Most of northwest Reno from McCarran Boulevard to Verdi was designed and engineered by the company.

So was Double Diamond Ranch in south Reno.

So were gold mines in eastern Nevada, casinos in Las Vegas, Laughlin and Reno and the Alturas transmission line that brings power to Reno from the northwest.

As the company this month marks its 25th anniversary, seven design teams work at the company's Reno headquarters creating plans for more major subdivisions throughout the region.

Elsewhere in the office, employees work on projects ranging from soils analysis to photogrammetry to the acquisition of water rights.

The breadth of services provided by the company is rare, Gallagher said, but he and Executive Vice President Don McHarg long ago set a limit on the services the company will provide.

"We're not going to jump into anything that we personally don't know anything about," Gallagher said.

And the company won't handle every large-scale land development project that comes its way.

"If we don't believe in a project as good for the community, we won't take it on," said Gallagher, who added that the company isn't afraid of political controversy that sometimes surrounds some of its biggest proposals.

This isn't, however, a slick consulting company.

No one wears a tie in the office.

Gallagher, who grew up in a well-known Elko ranching and business family, props up his cowboy boots in an office surrounded by hunting trophies.

"Out in the public, we're known as a bunch of cowboys," Gallagher said.

"And that's just fine." That informal, Nevada-centric style is one that

Gallagher and McHarg have worked hard to maintain ever since they were part of a group of four who launched the firm from Gallagher's kitchen table in 1978.

(They bought out the other two founders in 1981.) The company grew rapidly almost from the start, winning a contract to do the master plan for the 3,000 acres of Northgate shortly after it was created.

But as the company's billings sometimes grew by as much as 30 percent a year, Gallagher pulled in the reins.

"It's easy to grow too fast," he said, explaining that his management style relies on the personal touch knowing employees, knowing the names of their spouses.Whenever he started losing that touch, he knew the company was getting too big.

The company is built, too, on hiring recent college and high school graduates, putting up with their mistakes in order to benefit from their creativity, and helping them progress through careers.

"Let people go ahead and be who they are," Gallagher said.

With a laugh, he said his management style has been developed by trial and error.

"In 25 years, you do a lot of trials and make a lot of errors."

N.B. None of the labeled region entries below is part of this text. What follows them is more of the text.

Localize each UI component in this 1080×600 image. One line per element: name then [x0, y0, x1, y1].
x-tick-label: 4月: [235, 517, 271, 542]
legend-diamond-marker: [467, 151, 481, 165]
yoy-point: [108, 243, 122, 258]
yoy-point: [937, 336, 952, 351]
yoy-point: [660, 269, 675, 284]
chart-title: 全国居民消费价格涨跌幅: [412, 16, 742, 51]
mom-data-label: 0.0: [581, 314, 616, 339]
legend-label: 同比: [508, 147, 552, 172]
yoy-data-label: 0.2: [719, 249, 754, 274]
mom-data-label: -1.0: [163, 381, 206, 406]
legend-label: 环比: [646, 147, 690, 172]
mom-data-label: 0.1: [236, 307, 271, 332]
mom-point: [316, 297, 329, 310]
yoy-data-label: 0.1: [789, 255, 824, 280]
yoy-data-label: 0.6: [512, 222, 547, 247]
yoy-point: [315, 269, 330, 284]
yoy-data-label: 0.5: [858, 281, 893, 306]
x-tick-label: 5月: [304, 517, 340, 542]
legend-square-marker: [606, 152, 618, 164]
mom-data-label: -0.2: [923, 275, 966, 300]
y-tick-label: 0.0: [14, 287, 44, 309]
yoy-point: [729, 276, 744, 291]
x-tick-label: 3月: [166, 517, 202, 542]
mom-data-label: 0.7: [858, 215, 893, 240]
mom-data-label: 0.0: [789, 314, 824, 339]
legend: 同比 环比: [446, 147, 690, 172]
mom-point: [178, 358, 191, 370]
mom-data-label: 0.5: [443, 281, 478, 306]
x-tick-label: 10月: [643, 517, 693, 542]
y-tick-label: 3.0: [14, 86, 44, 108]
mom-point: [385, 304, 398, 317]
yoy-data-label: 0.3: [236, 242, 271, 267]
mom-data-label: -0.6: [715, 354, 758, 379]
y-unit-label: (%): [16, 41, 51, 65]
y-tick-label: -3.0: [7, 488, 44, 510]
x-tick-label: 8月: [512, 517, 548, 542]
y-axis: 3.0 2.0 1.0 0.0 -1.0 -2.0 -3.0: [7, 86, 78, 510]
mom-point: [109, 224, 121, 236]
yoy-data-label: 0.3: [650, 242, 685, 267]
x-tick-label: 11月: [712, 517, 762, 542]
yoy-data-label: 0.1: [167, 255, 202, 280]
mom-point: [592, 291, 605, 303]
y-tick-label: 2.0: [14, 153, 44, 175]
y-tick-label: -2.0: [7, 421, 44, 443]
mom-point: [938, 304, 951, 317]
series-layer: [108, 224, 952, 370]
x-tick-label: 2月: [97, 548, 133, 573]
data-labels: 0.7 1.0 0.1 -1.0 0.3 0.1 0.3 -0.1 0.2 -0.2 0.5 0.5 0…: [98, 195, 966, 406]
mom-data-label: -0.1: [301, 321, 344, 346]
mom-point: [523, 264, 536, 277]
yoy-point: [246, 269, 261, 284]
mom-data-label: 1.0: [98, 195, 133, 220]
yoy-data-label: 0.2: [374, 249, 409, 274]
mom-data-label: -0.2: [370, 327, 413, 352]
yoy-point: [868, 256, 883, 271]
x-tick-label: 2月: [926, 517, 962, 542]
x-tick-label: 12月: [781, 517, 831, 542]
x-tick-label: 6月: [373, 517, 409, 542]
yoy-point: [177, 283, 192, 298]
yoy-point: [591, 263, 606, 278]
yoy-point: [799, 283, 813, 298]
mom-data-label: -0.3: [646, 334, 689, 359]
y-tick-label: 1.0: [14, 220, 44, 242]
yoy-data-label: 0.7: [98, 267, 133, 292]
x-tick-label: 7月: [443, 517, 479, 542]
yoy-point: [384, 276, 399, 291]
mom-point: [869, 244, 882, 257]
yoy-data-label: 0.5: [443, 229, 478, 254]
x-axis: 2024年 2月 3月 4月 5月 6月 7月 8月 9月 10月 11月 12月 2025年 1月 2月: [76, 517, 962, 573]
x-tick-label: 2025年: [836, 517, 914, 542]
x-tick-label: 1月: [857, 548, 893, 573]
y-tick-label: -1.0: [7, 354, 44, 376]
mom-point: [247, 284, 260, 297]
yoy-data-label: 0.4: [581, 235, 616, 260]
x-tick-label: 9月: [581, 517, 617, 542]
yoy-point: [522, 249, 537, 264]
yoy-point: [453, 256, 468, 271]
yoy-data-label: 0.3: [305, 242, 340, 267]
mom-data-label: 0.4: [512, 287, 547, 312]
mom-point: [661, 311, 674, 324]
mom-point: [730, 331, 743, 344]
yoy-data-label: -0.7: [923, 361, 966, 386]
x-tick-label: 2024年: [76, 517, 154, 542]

As Gallagher builds desks for designers and engineers he can't find anything on the market that meets the company's needs McHarg takes care of employees' computer needs.

And Gallagher remains one of the company's chief visionaries, drawing out large-scale plans for developments that stretch across hundreds often thousands of acres.

Again, he's a hands-on guy.

He bumps around sagebrush country before he sets to work, making certain that he doesn't plan a street to runs off a cliff.

"It's never the same," he said.

"The land is different.

The project is different."

The company's workload, which some in the building industry view as a good indication of things to come, has been exceptionally heavy in recent months.

"We're running about as strong as we've ever been," Gallagher said.

Perhaps the most remarkable thing about the company's track record? It hardly sells at all.

Its last sales brochure, for instance, was printed 13 years ago.